If I run this...

mysqlimport --host=host --user=user --ignore --fields-terminated-by=, --fields-enclosed-by=" database text.csv

...from the command line the correct table in the database is updated with the new values from the text file.

How do I send the same command using PHP? I have tried using exec(arguments) and passthru(arguments) with no success.

Using passthru shows that only the command as far as ..mysqlimport is run and the copyright info is passed back! Why are the arguments after mysqlimport not passed?

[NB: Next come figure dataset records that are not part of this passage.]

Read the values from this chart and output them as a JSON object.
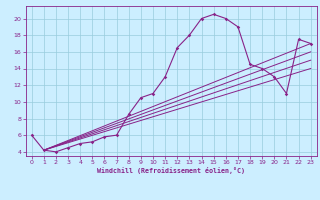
{
  "xlabel": "Windchill (Refroidissement éolien,°C)",
  "bg_color": "#cceeff",
  "line_color": "#882288",
  "grid_color": "#99ccdd",
  "xlim": [
    -0.5,
    23.5
  ],
  "ylim": [
    3.5,
    21.5
  ],
  "xticks": [
    0,
    1,
    2,
    3,
    4,
    5,
    6,
    7,
    8,
    9,
    10,
    11,
    12,
    13,
    14,
    15,
    16,
    17,
    18,
    19,
    20,
    21,
    22,
    23
  ],
  "yticks": [
    4,
    6,
    8,
    10,
    12,
    14,
    16,
    18,
    20
  ],
  "series": [
    [
      0,
      6.0
    ],
    [
      1,
      4.2
    ],
    [
      2,
      4.0
    ],
    [
      3,
      4.5
    ],
    [
      4,
      5.0
    ],
    [
      5,
      5.2
    ],
    [
      6,
      5.8
    ],
    [
      7,
      6.0
    ],
    [
      8,
      8.5
    ],
    [
      9,
      10.5
    ],
    [
      10,
      11.0
    ],
    [
      11,
      13.0
    ],
    [
      12,
      16.5
    ],
    [
      13,
      18.0
    ],
    [
      14,
      20.0
    ],
    [
      15,
      20.5
    ],
    [
      16,
      20.0
    ],
    [
      17,
      19.0
    ],
    [
      18,
      14.5
    ],
    [
      19,
      14.0
    ],
    [
      20,
      13.0
    ],
    [
      21,
      11.0
    ],
    [
      22,
      17.5
    ],
    [
      23,
      17.0
    ]
  ],
  "linear_lines": [
    [
      [
        1,
        4.2
      ],
      [
        23,
        17.0
      ]
    ],
    [
      [
        1,
        4.2
      ],
      [
        23,
        16.0
      ]
    ],
    [
      [
        1,
        4.2
      ],
      [
        23,
        15.0
      ]
    ],
    [
      [
        1,
        4.2
      ],
      [
        23,
        14.0
      ]
    ]
  ]
}
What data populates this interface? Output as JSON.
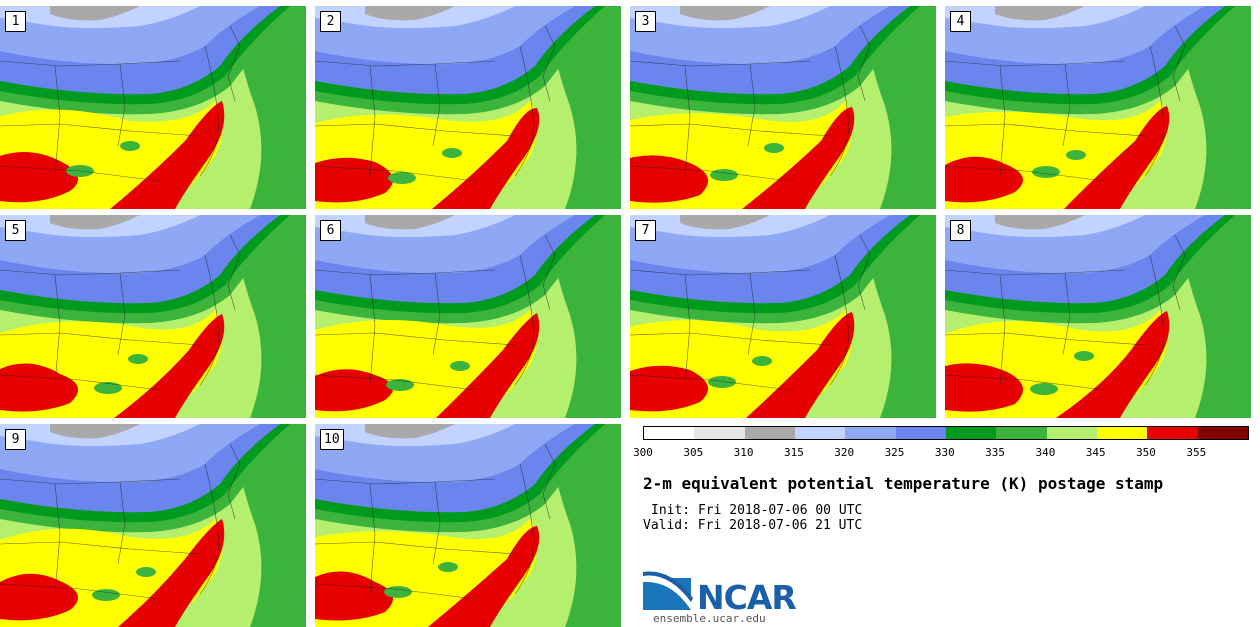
{
  "panels": [
    {
      "label": "1"
    },
    {
      "label": "2"
    },
    {
      "label": "3"
    },
    {
      "label": "4"
    },
    {
      "label": "5"
    },
    {
      "label": "6"
    },
    {
      "label": "7"
    },
    {
      "label": "8"
    },
    {
      "label": "9"
    },
    {
      "label": "10"
    }
  ],
  "colorbar": {
    "ticks": [
      "300",
      "305",
      "310",
      "315",
      "320",
      "325",
      "330",
      "335",
      "340",
      "345",
      "350",
      "355"
    ],
    "colors": [
      "#ffffff",
      "#e6e6e6",
      "#a9a9a9",
      "#c3d3ff",
      "#8fa8f5",
      "#6b85ee",
      "#009a1e",
      "#3cb43c",
      "#b4f06e",
      "#ffff00",
      "#e60000",
      "#820000"
    ]
  },
  "title": "2-m equivalent potential temperature (K) postage stamp",
  "init": "Init: Fri 2018-07-06 00 UTC",
  "valid": "Valid: Fri 2018-07-06 21 UTC",
  "logo": {
    "name": "NCAR",
    "url": "ensemble.ucar.edu"
  }
}
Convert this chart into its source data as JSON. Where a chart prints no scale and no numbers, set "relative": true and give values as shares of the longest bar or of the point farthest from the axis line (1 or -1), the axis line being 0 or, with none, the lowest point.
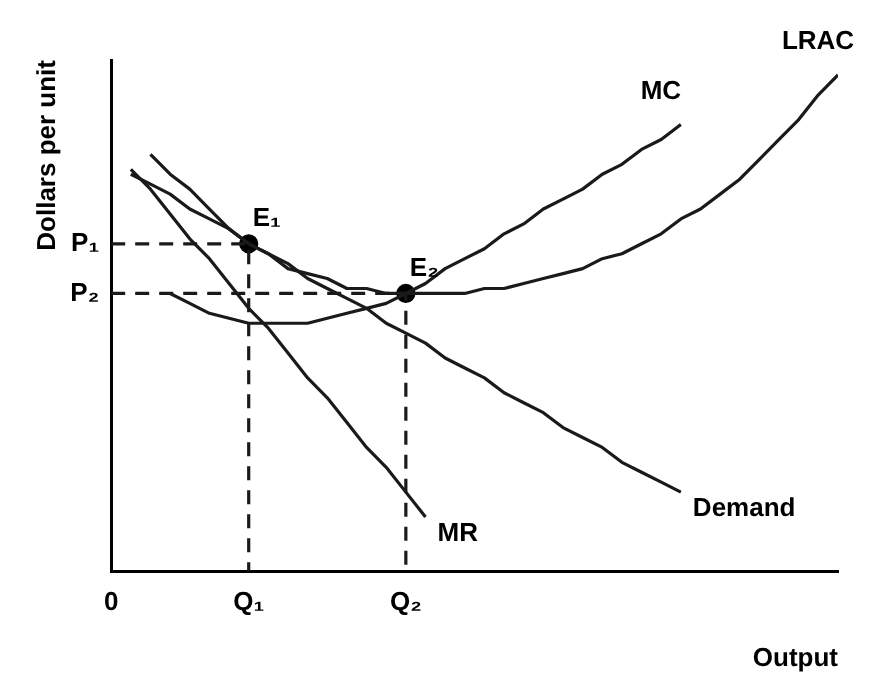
{
  "chart_data": {
    "type": "line",
    "relative": true,
    "xlabel": "Output",
    "ylabel": "Dollars per unit",
    "marker": "none",
    "line_style": "solid",
    "categories": [
      "0",
      null,
      null,
      null,
      null,
      null,
      null,
      "Q₁",
      null,
      null,
      null,
      null,
      null,
      null,
      null,
      "Q₂",
      null,
      null,
      null,
      null,
      null,
      null,
      null,
      null,
      null,
      null,
      null,
      null,
      null,
      null,
      null,
      null,
      null,
      null,
      null,
      null,
      null,
      null
    ],
    "series": [
      {
        "name": "MR",
        "color": "#1a1a1a",
        "values": [
          null,
          0.81,
          0.77,
          0.72,
          0.67,
          0.63,
          0.58,
          0.53,
          0.49,
          0.44,
          0.39,
          0.35,
          0.3,
          0.25,
          0.21,
          0.16,
          0.11,
          null,
          null,
          null,
          null,
          null,
          null,
          null,
          null,
          null,
          null,
          null,
          null,
          null,
          null,
          null,
          null,
          null,
          null,
          null,
          null,
          null
        ]
      },
      {
        "name": "Demand",
        "color": "#1a1a1a",
        "values": [
          null,
          0.8,
          0.78,
          0.76,
          0.73,
          0.71,
          0.69,
          0.66,
          0.64,
          0.62,
          0.59,
          0.57,
          0.55,
          0.53,
          0.5,
          0.48,
          0.46,
          0.43,
          0.41,
          0.39,
          0.36,
          0.34,
          0.32,
          0.29,
          0.27,
          0.25,
          0.22,
          0.2,
          0.18,
          0.16,
          null,
          null,
          null,
          null,
          null,
          null,
          null,
          null
        ]
      },
      {
        "name": "MC",
        "color": "#1a1a1a",
        "values": [
          null,
          null,
          null,
          0.56,
          0.54,
          0.52,
          0.51,
          0.5,
          0.5,
          0.5,
          0.5,
          0.51,
          0.52,
          0.53,
          0.54,
          0.56,
          0.58,
          0.61,
          0.63,
          0.65,
          0.68,
          0.7,
          0.73,
          0.75,
          0.77,
          0.8,
          0.82,
          0.85,
          0.87,
          0.9,
          null,
          null,
          null,
          null,
          null,
          null,
          null,
          null
        ]
      },
      {
        "name": "LRAC",
        "color": "#1a1a1a",
        "values": [
          null,
          null,
          0.84,
          0.8,
          0.77,
          0.73,
          0.69,
          0.66,
          0.64,
          0.61,
          0.6,
          0.59,
          0.57,
          0.57,
          0.56,
          0.56,
          0.56,
          0.56,
          0.56,
          0.57,
          0.57,
          0.58,
          0.59,
          0.6,
          0.61,
          0.63,
          0.64,
          0.66,
          0.68,
          0.71,
          0.73,
          0.76,
          0.79,
          0.83,
          0.87,
          0.91,
          0.96,
          1
        ]
      },
      {
        "type": "line",
        "line_style": "dashed",
        "color": "#1a1a1a",
        "x": [
          "0",
          "Q₁",
          "Q₁"
        ],
        "values": [
          0.66,
          0.66,
          0
        ]
      },
      {
        "type": "line",
        "line_style": "dashed",
        "color": "#1a1a1a",
        "x": [
          "0",
          "Q₂",
          "Q₂"
        ],
        "values": [
          0.56,
          0.56,
          0
        ]
      },
      {
        "type": "scatter",
        "marker": "circle",
        "color": "#000000",
        "x": [
          "Q₁",
          "Q₂"
        ],
        "values": [
          0.66,
          0.56
        ]
      }
    ],
    "annotations": [
      {
        "text": "P₁",
        "x": "0",
        "y": 0.66
      },
      {
        "text": "P₂",
        "x": "0",
        "y": 0.56
      },
      {
        "text": "E₁",
        "x": "Q₁",
        "y": 0.66
      },
      {
        "text": "E₂",
        "x": "Q₂",
        "y": 0.56
      }
    ]
  }
}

Can you show us your code.

Thanks for the interest Vincent...

<?php
if(isset($csvfile) && isset($table_name)){ // There is something to be transferred
if (copy($csvfile,"csv_data\".$table_name.".csv")){
printf("The file %s has been uploaded successfully and will now be processed. Please wait...<br>\n",$csvfile);
include("../includes/globals.php");
$mysql_command = "e:\progra~1\mysql\bin\mysqlimport --host=localhost --user=root --ignore --fields-terminated-by=, --fields-enclosed-by=\" database tbl_sites.csv";
$import = passthru($mysql_command);
} else {
printf("There has been an error with the file transfer, you will need to try again<br>\n");
}
} else { // Create csv_transfer form

..and so on..

You will notice I am testing on my local server before trying online. As I said, the command seems to run up to 'mysqlimport' but the arguments are not passed. When I echo $mysql_command the code looks correct!

BTW: W2k, PHP4, MySQL 3.23, Xitami (Online host = Linux server).

Really appreciate your help.

Have you tried replacing this with the 'full' name?

e:\progra~1\

I tried that first but it fell because of the space between 'program' and 'files'. However, the command mysqlimport is transmitted to the server, it is the arguments after the command that are not passed.

Using 'passthru' returns the copyright and help info into the html, as would happen if you entered 'mysqlimport' into the command line directly.